In 2014, about half (51%) of abortion patients in the United States reported that they had used a contraceptive method in the month they became pregnant, according to a new analysis by Guttmacher researcher Rachel Jones. This proportion represents a slight decrease from 54% of abortion patients in 2000, the last time these data were examined. The methods most commonly used by abortion patients in 2014 were condoms (24% of patients) and the pill (13%).
“Contraceptive methods are highly effective at preventing unintended pregnancies, but no method—and no user—is perfect,” says Rachel Jones, author of the analysis. “Abortion patients should have access to the full range of contraceptive counseling and services to support them in preventing future unintended pregnancies.”
Jones analyzed responses to the Guttmacher Institute’s 2000 and 2014 Abortion Patient Survey to determine which contraceptive method or methods U.S. abortion patients had been using during the month they became pregnant. Although the demographic characteristics of abortion patients changed substantially between 2000 and 2014, these new findings suggest that contraceptive use patterns among abortion patients were similar in both years.
The share of abortion patients relying on condoms decreased between 2000 and 2014 (from 28% to 24%), and there was a small but significant increase in the share of patients who relied on withdrawal (from 7% in 2000 to 9% in 2014). Use of long-acting reversible contraceptive (LARC) methods among abortion patients increased from 0.1% in 2000 to 1% in 2014. Jones notes that as more and more U.S. women rely on these methods, a larger number of individuals will experience method failure. It is also possible that some abortion patients became pregnant shortly after they stopped using LARCs or other contraceptive methods.

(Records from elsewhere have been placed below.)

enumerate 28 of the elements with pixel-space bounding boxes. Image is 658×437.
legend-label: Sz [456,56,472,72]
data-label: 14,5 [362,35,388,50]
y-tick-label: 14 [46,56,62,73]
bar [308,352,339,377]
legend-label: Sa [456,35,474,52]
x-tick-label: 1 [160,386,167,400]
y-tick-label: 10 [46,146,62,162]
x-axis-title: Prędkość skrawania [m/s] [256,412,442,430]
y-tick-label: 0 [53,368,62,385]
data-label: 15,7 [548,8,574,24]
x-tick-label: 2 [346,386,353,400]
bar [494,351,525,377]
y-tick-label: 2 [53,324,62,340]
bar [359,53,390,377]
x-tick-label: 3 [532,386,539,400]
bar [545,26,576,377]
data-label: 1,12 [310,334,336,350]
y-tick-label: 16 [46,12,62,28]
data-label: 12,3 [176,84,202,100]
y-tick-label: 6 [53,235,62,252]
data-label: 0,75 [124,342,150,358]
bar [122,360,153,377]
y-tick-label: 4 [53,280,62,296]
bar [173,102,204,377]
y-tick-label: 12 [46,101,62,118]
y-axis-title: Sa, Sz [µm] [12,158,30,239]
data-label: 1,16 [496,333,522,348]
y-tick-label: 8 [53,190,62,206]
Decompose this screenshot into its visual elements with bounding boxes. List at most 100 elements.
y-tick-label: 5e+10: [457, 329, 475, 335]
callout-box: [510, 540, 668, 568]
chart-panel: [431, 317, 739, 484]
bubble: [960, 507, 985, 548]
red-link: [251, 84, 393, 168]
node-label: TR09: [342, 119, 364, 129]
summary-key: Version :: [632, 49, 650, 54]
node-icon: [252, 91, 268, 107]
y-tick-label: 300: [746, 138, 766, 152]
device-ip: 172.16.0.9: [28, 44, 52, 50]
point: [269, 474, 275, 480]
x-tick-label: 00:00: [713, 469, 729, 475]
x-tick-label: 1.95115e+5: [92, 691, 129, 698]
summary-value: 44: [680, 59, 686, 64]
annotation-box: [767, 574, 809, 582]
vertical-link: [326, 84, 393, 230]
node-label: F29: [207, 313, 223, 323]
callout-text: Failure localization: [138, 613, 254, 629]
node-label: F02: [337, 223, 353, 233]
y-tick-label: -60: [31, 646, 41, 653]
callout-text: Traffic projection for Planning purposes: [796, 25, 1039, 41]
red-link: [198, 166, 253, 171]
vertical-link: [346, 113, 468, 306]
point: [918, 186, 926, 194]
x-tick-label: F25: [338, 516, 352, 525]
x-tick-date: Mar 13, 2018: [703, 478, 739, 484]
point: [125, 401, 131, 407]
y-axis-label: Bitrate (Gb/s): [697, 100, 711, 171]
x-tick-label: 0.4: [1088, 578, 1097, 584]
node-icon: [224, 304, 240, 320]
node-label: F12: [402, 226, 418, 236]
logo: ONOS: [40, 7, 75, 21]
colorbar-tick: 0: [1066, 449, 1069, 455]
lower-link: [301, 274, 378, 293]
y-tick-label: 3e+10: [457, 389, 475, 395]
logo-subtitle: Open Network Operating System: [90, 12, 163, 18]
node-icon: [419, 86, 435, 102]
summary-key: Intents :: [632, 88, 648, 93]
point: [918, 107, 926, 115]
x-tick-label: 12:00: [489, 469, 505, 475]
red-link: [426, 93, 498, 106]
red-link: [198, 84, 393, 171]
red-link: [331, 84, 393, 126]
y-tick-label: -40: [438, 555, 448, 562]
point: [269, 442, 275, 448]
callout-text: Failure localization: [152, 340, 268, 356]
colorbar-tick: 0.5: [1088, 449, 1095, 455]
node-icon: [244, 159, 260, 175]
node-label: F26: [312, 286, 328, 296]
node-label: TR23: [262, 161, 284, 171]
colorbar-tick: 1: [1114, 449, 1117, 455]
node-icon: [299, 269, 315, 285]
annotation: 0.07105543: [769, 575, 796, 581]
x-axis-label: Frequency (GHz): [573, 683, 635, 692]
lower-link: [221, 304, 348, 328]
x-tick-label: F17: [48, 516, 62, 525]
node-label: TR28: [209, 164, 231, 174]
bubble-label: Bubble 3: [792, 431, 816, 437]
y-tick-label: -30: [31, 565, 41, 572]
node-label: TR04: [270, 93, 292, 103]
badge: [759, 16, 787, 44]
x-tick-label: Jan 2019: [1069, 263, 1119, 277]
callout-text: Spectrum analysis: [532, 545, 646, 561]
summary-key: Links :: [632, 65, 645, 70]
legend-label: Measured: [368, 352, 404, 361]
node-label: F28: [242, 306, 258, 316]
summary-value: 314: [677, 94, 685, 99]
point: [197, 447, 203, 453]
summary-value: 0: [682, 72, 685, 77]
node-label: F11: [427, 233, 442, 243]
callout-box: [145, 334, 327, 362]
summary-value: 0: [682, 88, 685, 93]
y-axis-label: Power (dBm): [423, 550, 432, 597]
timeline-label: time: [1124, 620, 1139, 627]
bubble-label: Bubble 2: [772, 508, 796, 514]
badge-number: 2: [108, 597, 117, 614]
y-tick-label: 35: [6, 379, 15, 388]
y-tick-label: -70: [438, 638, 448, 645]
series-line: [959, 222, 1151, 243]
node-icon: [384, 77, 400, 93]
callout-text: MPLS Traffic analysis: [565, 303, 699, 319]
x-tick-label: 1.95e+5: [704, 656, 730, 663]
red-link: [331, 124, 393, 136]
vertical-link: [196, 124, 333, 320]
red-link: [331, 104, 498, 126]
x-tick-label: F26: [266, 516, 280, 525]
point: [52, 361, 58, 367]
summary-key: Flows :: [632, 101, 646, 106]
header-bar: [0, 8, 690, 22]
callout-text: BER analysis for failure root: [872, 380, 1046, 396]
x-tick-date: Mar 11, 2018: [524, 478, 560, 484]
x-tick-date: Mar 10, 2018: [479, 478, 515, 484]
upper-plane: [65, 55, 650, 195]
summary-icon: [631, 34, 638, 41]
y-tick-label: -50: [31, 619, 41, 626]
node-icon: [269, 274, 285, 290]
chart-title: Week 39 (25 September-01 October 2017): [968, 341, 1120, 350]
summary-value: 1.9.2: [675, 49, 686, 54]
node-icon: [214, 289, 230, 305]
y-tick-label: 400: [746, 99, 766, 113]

Abortion patients who were using contraception at the time they became pregnant account for a very small proportion of all U.S. contraceptive users. In 2014, about 37.8 million U.S. women aged 15–44 were using a contraceptive method. In contrast, only 471,000 abortions were provided to patients who reported they were using contraception in the month they became pregnant. Between 2000 and 2014, the overall number of abortions in the United States declined significantly, and available evidence suggests that improvements in contraceptive use contributed to the abortion decline.

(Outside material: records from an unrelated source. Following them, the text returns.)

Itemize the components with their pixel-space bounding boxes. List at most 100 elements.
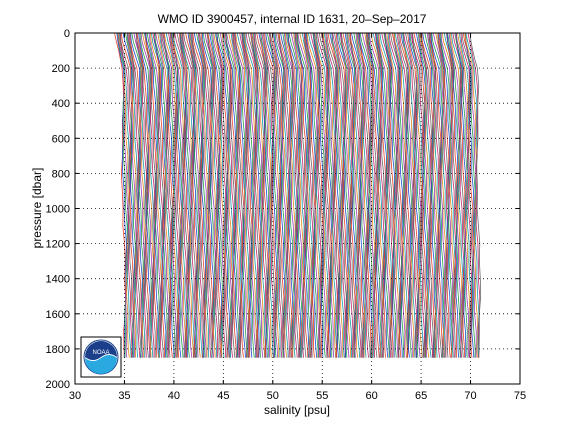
- profile-line: [155, 32, 169, 358]
- profile-line: [331, 32, 342, 358]
- y-tick-label: 600: [52, 133, 70, 145]
- x-tick-label: 55: [316, 390, 328, 402]
- x-axis-label: salinity [psu]: [264, 403, 330, 417]
- profile-line: [451, 32, 464, 358]
- profile-line: [136, 32, 151, 358]
- profile-line: [314, 32, 328, 358]
- profile-line: [199, 32, 213, 358]
- profile-line: [280, 32, 294, 358]
- profile-line: [163, 32, 175, 358]
- profile-line: [212, 32, 225, 358]
- profile-line: [469, 32, 482, 358]
- profile-line: [189, 32, 203, 358]
- profile-line: [465, 32, 476, 358]
- profile-line: [117, 32, 128, 358]
- profile-line: [269, 32, 284, 358]
- profile-line: [264, 32, 277, 358]
- x-tick-label: 35: [118, 390, 130, 402]
- profile-line: [190, 32, 204, 358]
- profile-line: [326, 32, 339, 358]
- profile-line: [202, 32, 216, 358]
- noaa-logo: NOAA: [80, 336, 122, 378]
- profile-line: [193, 32, 207, 358]
- profile-line: [403, 32, 414, 358]
- profile-line: [278, 32, 290, 358]
- profile-line: [138, 32, 151, 358]
- profile-line: [120, 32, 134, 358]
- y-axis-label: pressure [dbar]: [30, 168, 44, 249]
- profile-line: [429, 32, 442, 358]
- profile-line: [307, 32, 321, 358]
- profile-line: [340, 32, 351, 358]
- profile-line: [128, 32, 142, 358]
- x-tick-label: 70: [464, 390, 476, 402]
- profile-line: [216, 32, 227, 358]
- profile-line: [447, 32, 457, 358]
- y-tick-label: 1400: [46, 274, 70, 286]
- y-tick-label: 1000: [46, 204, 70, 216]
- profile-line: [376, 32, 390, 358]
- profile-line: [278, 32, 289, 358]
- profile-line: [441, 32, 455, 358]
- profile-line: [172, 32, 185, 358]
- profile-line: [322, 32, 333, 358]
- profile-line: [387, 32, 400, 358]
- profile-line: [336, 32, 349, 358]
- profile-line: [370, 32, 384, 358]
- profile-line: [296, 32, 309, 358]
- grid: [75, 33, 520, 384]
- profile-line: [131, 32, 144, 358]
- profile-line: [263, 32, 276, 358]
- profile-line: [269, 32, 280, 358]
- profile-line: [145, 32, 156, 358]
- profile-line: [437, 32, 449, 358]
- profile-line: [388, 32, 402, 358]
- profile-line: [271, 32, 285, 358]
- profile-line: [225, 32, 237, 358]
- profile-line: [367, 32, 381, 358]
- x-tick-label: 65: [415, 390, 427, 402]
- profile-line: [322, 32, 335, 358]
- profile-line: [420, 32, 433, 358]
- profile-line: [181, 32, 194, 358]
- profile-line: [456, 32, 467, 358]
- profile-line: [154, 32, 166, 358]
- x-tick-label: 45: [217, 390, 229, 402]
- profile-line: [359, 32, 374, 358]
- profile-line: [135, 32, 149, 358]
- profile-line: [450, 32, 463, 358]
- profile-line: [358, 32, 371, 358]
- profile-line: [322, 32, 337, 358]
- x-tick-label: 40: [168, 390, 180, 402]
- x-tick-label: 50: [267, 390, 279, 402]
- profile-line: [234, 32, 246, 358]
- logo-upper-icon: [85, 341, 117, 360]
- profile-line: [265, 32, 278, 358]
- profile-line: [394, 32, 405, 358]
- profile-line: [367, 32, 380, 358]
- profile-line: [260, 32, 274, 358]
- profile-line: [251, 32, 262, 358]
- profile-line: [394, 32, 409, 358]
- profile-line: [386, 32, 400, 358]
- profile-line: [269, 32, 281, 358]
- profile-line: [130, 32, 143, 358]
- profile-line: [200, 32, 214, 358]
- y-tick-label: 0: [64, 28, 70, 40]
- profile-line: [192, 32, 206, 358]
- profile-line: [201, 32, 214, 358]
- x-tick-label: 30: [69, 390, 81, 402]
- profile-line: [422, 32, 436, 358]
- profile-line: [146, 32, 160, 358]
- profile-line: [216, 32, 228, 358]
- profile-line: [323, 32, 337, 358]
- profile-line: [274, 32, 287, 358]
- profile-line: [260, 32, 271, 358]
- y-tick-label: 200: [52, 63, 70, 75]
- profile-line: [465, 32, 480, 358]
- y-tick-label: 1200: [46, 239, 70, 251]
- profile-line: [428, 32, 439, 358]
- x-tick-label: 60: [366, 390, 378, 402]
- profile-line: [118, 32, 132, 358]
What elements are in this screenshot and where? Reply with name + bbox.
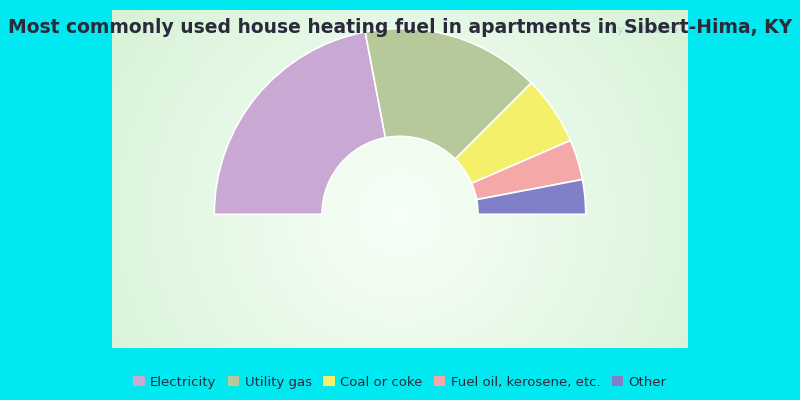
Wedge shape [366,28,531,159]
Circle shape [270,85,530,344]
Circle shape [298,112,502,316]
Circle shape [121,0,679,400]
Circle shape [393,208,407,221]
Circle shape [80,0,720,400]
Circle shape [366,180,434,248]
Circle shape [189,3,611,400]
Circle shape [338,153,462,276]
Circle shape [250,64,550,364]
Circle shape [284,98,516,330]
Circle shape [46,0,754,400]
Circle shape [32,0,768,400]
Circle shape [26,0,774,400]
Circle shape [12,0,788,400]
Circle shape [305,119,495,310]
Wedge shape [471,140,582,200]
Circle shape [86,0,714,400]
Circle shape [386,201,414,228]
Circle shape [5,0,795,400]
Circle shape [311,126,489,303]
Circle shape [39,0,761,400]
Circle shape [155,0,645,400]
Circle shape [169,0,631,400]
Circle shape [142,0,658,400]
Circle shape [148,0,652,400]
Circle shape [175,0,625,400]
Circle shape [18,0,782,400]
Circle shape [66,0,734,400]
Circle shape [53,0,747,400]
Circle shape [373,187,427,242]
Circle shape [134,0,666,400]
Circle shape [196,10,604,400]
Circle shape [237,51,563,378]
Circle shape [216,30,584,398]
Circle shape [210,24,590,400]
Circle shape [202,17,598,400]
Circle shape [94,0,706,400]
Circle shape [352,167,448,262]
Circle shape [223,37,577,391]
Circle shape [114,0,686,400]
Circle shape [264,78,536,350]
Text: Most commonly used house heating fuel in apartments in Sibert-Hima, KY: Most commonly used house heating fuel in… [8,18,792,37]
Circle shape [243,58,557,371]
Circle shape [162,0,638,400]
Wedge shape [477,180,586,214]
Circle shape [346,160,454,269]
Wedge shape [214,32,386,214]
Text: City-Data.com: City-Data.com [604,25,678,35]
Circle shape [291,105,509,323]
Circle shape [73,0,727,400]
Circle shape [107,0,693,400]
Circle shape [318,132,482,296]
Circle shape [325,139,475,289]
Circle shape [359,174,441,255]
Circle shape [182,0,618,400]
Circle shape [100,0,700,400]
Circle shape [257,71,543,357]
Circle shape [128,0,672,400]
Circle shape [230,44,570,384]
Wedge shape [455,83,570,183]
Circle shape [278,92,522,337]
Circle shape [332,146,468,282]
Circle shape [59,0,741,400]
Legend: Electricity, Utility gas, Coal or coke, Fuel oil, kerosene, etc., Other: Electricity, Utility gas, Coal or coke, … [130,373,670,392]
Circle shape [379,194,421,235]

Although no contraceptive method is perfect, evidence from decades of research has found that contraception is effective at pregnancy prevention and it has numerous health, social and economic benefits. The analysis notes that abortion patients who were not using contraception at the time they became pregnant may benefit from receiving information during postabortion counseling about their risk of pregnancy, and all abortion patients could benefit from receiving information about the full range of contraceptive options available to them and how to use those methods consistently and correctly.

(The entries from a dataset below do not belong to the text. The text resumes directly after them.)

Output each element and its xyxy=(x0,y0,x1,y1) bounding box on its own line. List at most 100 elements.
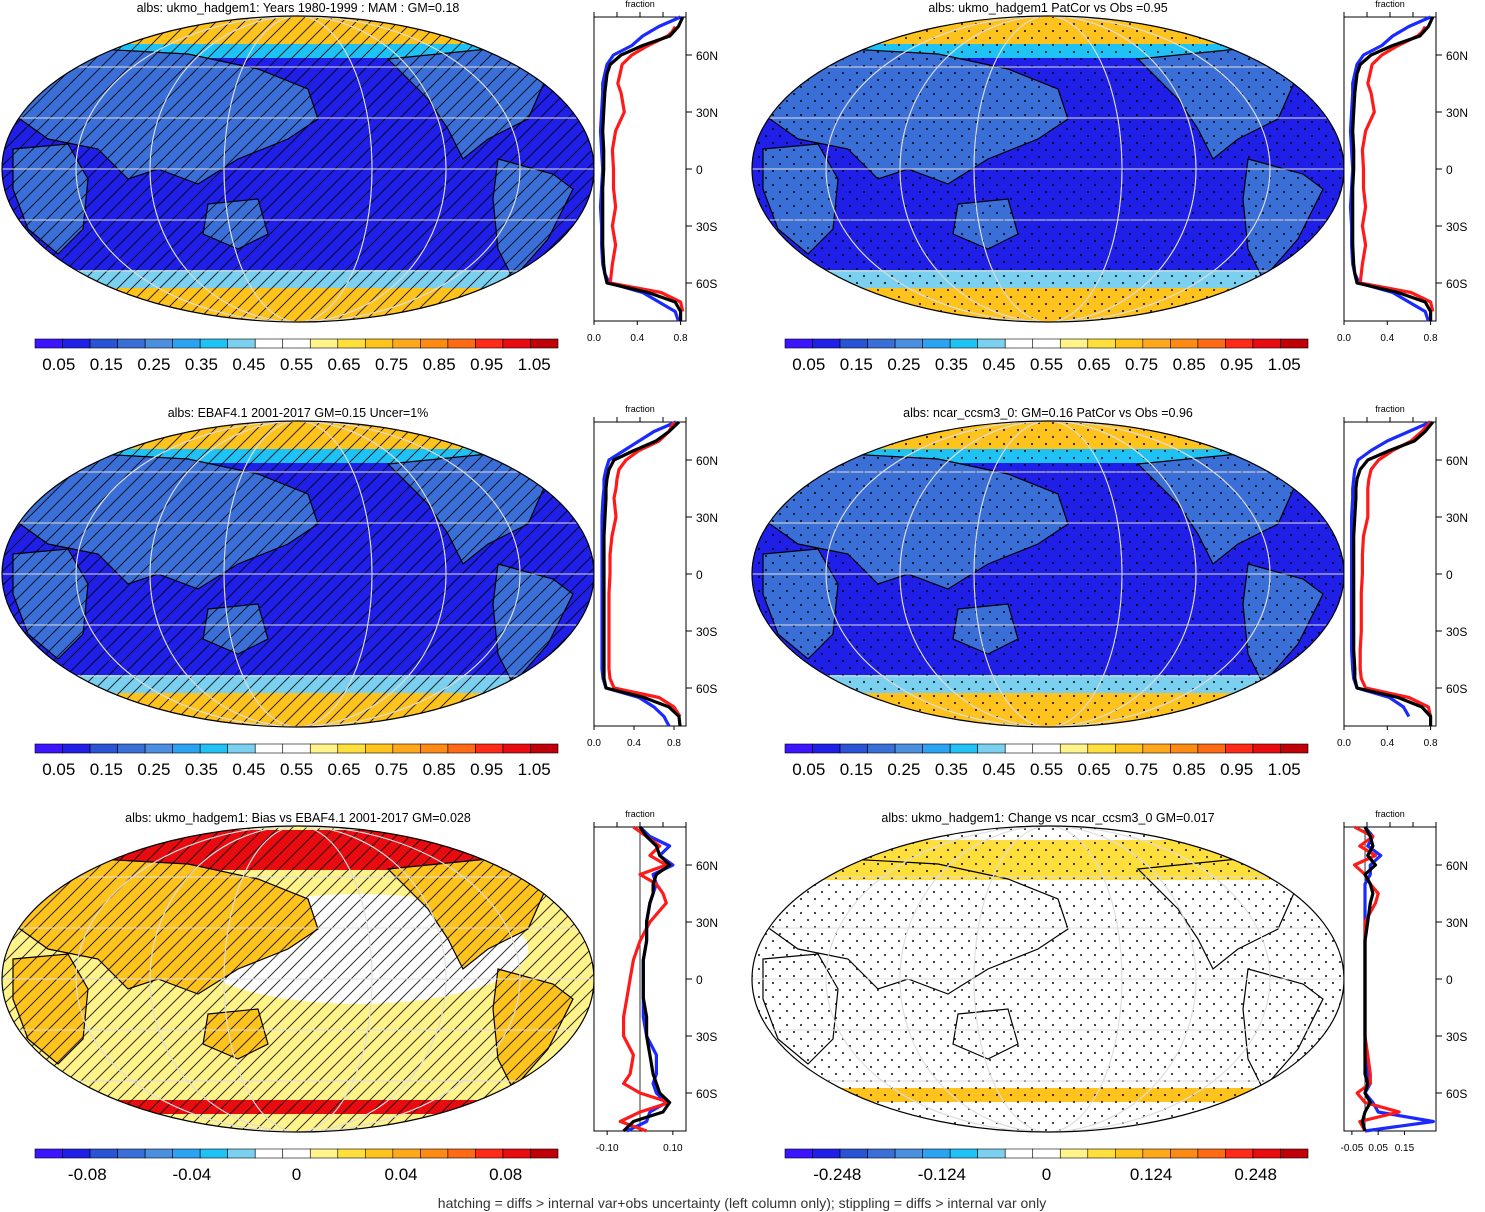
meridian-line xyxy=(223,826,373,1132)
panels: albs: ukmo_hadgem1: Years 1980-1999 : MA… xyxy=(1,0,1468,1184)
colorbar-box xyxy=(392,743,421,754)
x-tick-label: 0.8 xyxy=(667,738,681,749)
significance-overlay xyxy=(752,16,1344,322)
zonal-plot: fraction 0.0 0.4 0.8 60N 30N 0 30S 60S xyxy=(587,0,718,344)
colorbar-label: 0.85 xyxy=(423,355,456,374)
x-tick-label: 0.05 xyxy=(1368,1143,1388,1154)
colorbar-box xyxy=(1087,338,1116,349)
colorbar-box xyxy=(530,743,559,754)
colorbar-box xyxy=(447,743,476,754)
colorbar-box xyxy=(812,1148,841,1159)
panel-title: albs: ukmo_hadgem1: Years 1980-1999 : MA… xyxy=(137,1,460,15)
colorbar-box xyxy=(89,743,118,754)
meridian-line xyxy=(899,16,1197,322)
lat-label: 60N xyxy=(1446,49,1468,63)
zonal-plot: fraction -0.10 0.10 60N 30N 0 30S 60S xyxy=(593,809,718,1154)
colorbar-box xyxy=(867,338,896,349)
colorbar-box xyxy=(1115,1148,1144,1159)
colorbar-label: 0.65 xyxy=(1077,355,1110,374)
lat-label: 30S xyxy=(1446,220,1467,234)
meridian-line xyxy=(899,421,1197,727)
colorbar-box xyxy=(199,743,228,754)
zonal-x-label: fraction xyxy=(625,0,655,9)
colorbar-box xyxy=(199,338,228,349)
zonal-series-2 xyxy=(607,421,682,718)
colorbar-label: 0.85 xyxy=(1173,355,1206,374)
colorbar-box xyxy=(34,338,63,349)
meridian-line xyxy=(825,16,1271,322)
lat-label: 30S xyxy=(696,220,717,234)
colorbar-box xyxy=(282,743,311,754)
colorbar-label: 0.35 xyxy=(935,760,968,779)
zonal-series-1 xyxy=(601,16,685,321)
lat-label: 30N xyxy=(1446,511,1468,525)
colorbar-box xyxy=(502,743,531,754)
meridian-line xyxy=(149,16,447,322)
colorbar-box xyxy=(117,338,146,349)
colorbar-box xyxy=(227,338,256,349)
zonal-series-2 xyxy=(608,25,685,312)
colorbar-label: 0.248 xyxy=(1234,1165,1277,1184)
x-tick-label: 0.4 xyxy=(1380,738,1394,749)
colorbar-box xyxy=(337,743,366,754)
colorbar-box xyxy=(1032,338,1061,349)
colorbar-box xyxy=(475,743,504,754)
colorbar-label: 0.75 xyxy=(1125,355,1158,374)
colorbar-label: 1.05 xyxy=(1268,760,1301,779)
colorbar-box xyxy=(420,743,449,754)
colorbar-label: 0.95 xyxy=(1220,355,1253,374)
colorbar-label: 0.75 xyxy=(375,760,408,779)
panel-title: albs: ukmo_hadgem1: Change vs ncar_ccsm3… xyxy=(881,811,1214,825)
colorbar-box xyxy=(894,743,923,754)
panel-title: albs: EBAF4.1 2001-2017 GM=0.15 Uncer=1% xyxy=(168,406,429,420)
colorbar-box xyxy=(1004,1148,1034,1159)
colorbar-box xyxy=(812,338,841,349)
colorbar-box xyxy=(1197,743,1226,754)
significance-overlay xyxy=(752,826,1344,1132)
colorbar-label: -0.04 xyxy=(173,1165,212,1184)
colorbar-label: 0.35 xyxy=(185,355,218,374)
continent-5 xyxy=(512,433,559,465)
colorbar-box xyxy=(1252,743,1281,754)
colorbar-box xyxy=(922,338,951,349)
colorbar-label: 0.45 xyxy=(982,355,1015,374)
colorbar-box xyxy=(502,338,531,349)
zonal-series-2 xyxy=(1358,25,1435,312)
meridian-line xyxy=(75,421,521,727)
meridian-line xyxy=(75,16,521,322)
colorbar-box xyxy=(949,1148,978,1159)
meridian-line xyxy=(149,826,447,1132)
colorbar-box xyxy=(447,1148,476,1159)
colorbar-box xyxy=(922,743,951,754)
colorbar-label: 0.15 xyxy=(90,355,123,374)
map xyxy=(2,826,594,1132)
x-tick-label: 0.0 xyxy=(587,333,601,344)
colorbar-box xyxy=(867,1148,896,1159)
x-tick-label: 0.10 xyxy=(663,1143,683,1154)
colorbar-label: 0.75 xyxy=(1125,760,1158,779)
colorbar-label: -0.124 xyxy=(918,1165,966,1184)
zonal-x-label: fraction xyxy=(1375,0,1405,9)
colorbar-box xyxy=(1197,338,1226,349)
colorbar-box xyxy=(227,743,256,754)
colorbar-label: 0.35 xyxy=(185,760,218,779)
colorbar-box xyxy=(949,338,978,349)
significance-overlay xyxy=(2,16,594,322)
colorbar-box xyxy=(812,743,841,754)
colorbar-label: 0.15 xyxy=(840,760,873,779)
continent-5 xyxy=(1262,838,1309,870)
colorbar-box xyxy=(475,1148,504,1159)
lat-label: 30S xyxy=(696,1030,717,1044)
panel-2: albs: ukmo_hadgem1 PatCor vs Obs =0.95 0.… xyxy=(751,0,1468,374)
colorbar-box xyxy=(144,338,173,349)
x-tick-label: 0.15 xyxy=(1395,1143,1415,1154)
colorbar-label: 0.45 xyxy=(232,760,265,779)
colorbar-label: 0.25 xyxy=(137,355,170,374)
lat-label: 30S xyxy=(696,625,717,639)
colorbar-box xyxy=(144,1148,173,1159)
colorbar-box xyxy=(1115,743,1144,754)
x-tick-label: 0.0 xyxy=(587,738,601,749)
colorbar-box xyxy=(1142,743,1171,754)
lat-label: 60S xyxy=(1446,1087,1467,1101)
colorbar-box xyxy=(1032,743,1061,754)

“For many people seeking abortion care, having access to contraceptive services at the time of their procedure simply makes sense,” says Heather Boonstra, Guttmacher policy expert. “The fact that most abortions result from unintended pregnancy underscores the importance of ensuring patients are fully informed about their contraceptive options and get the ongoing contraceptive care they need.”
“Reported Contraceptive Use in the Month of Becoming Pregnant among U.S. Abortion Patients in 2000 and 2014,” by Rachel Jones, is currently available online and will appear in a forthcoming issue of Contraception.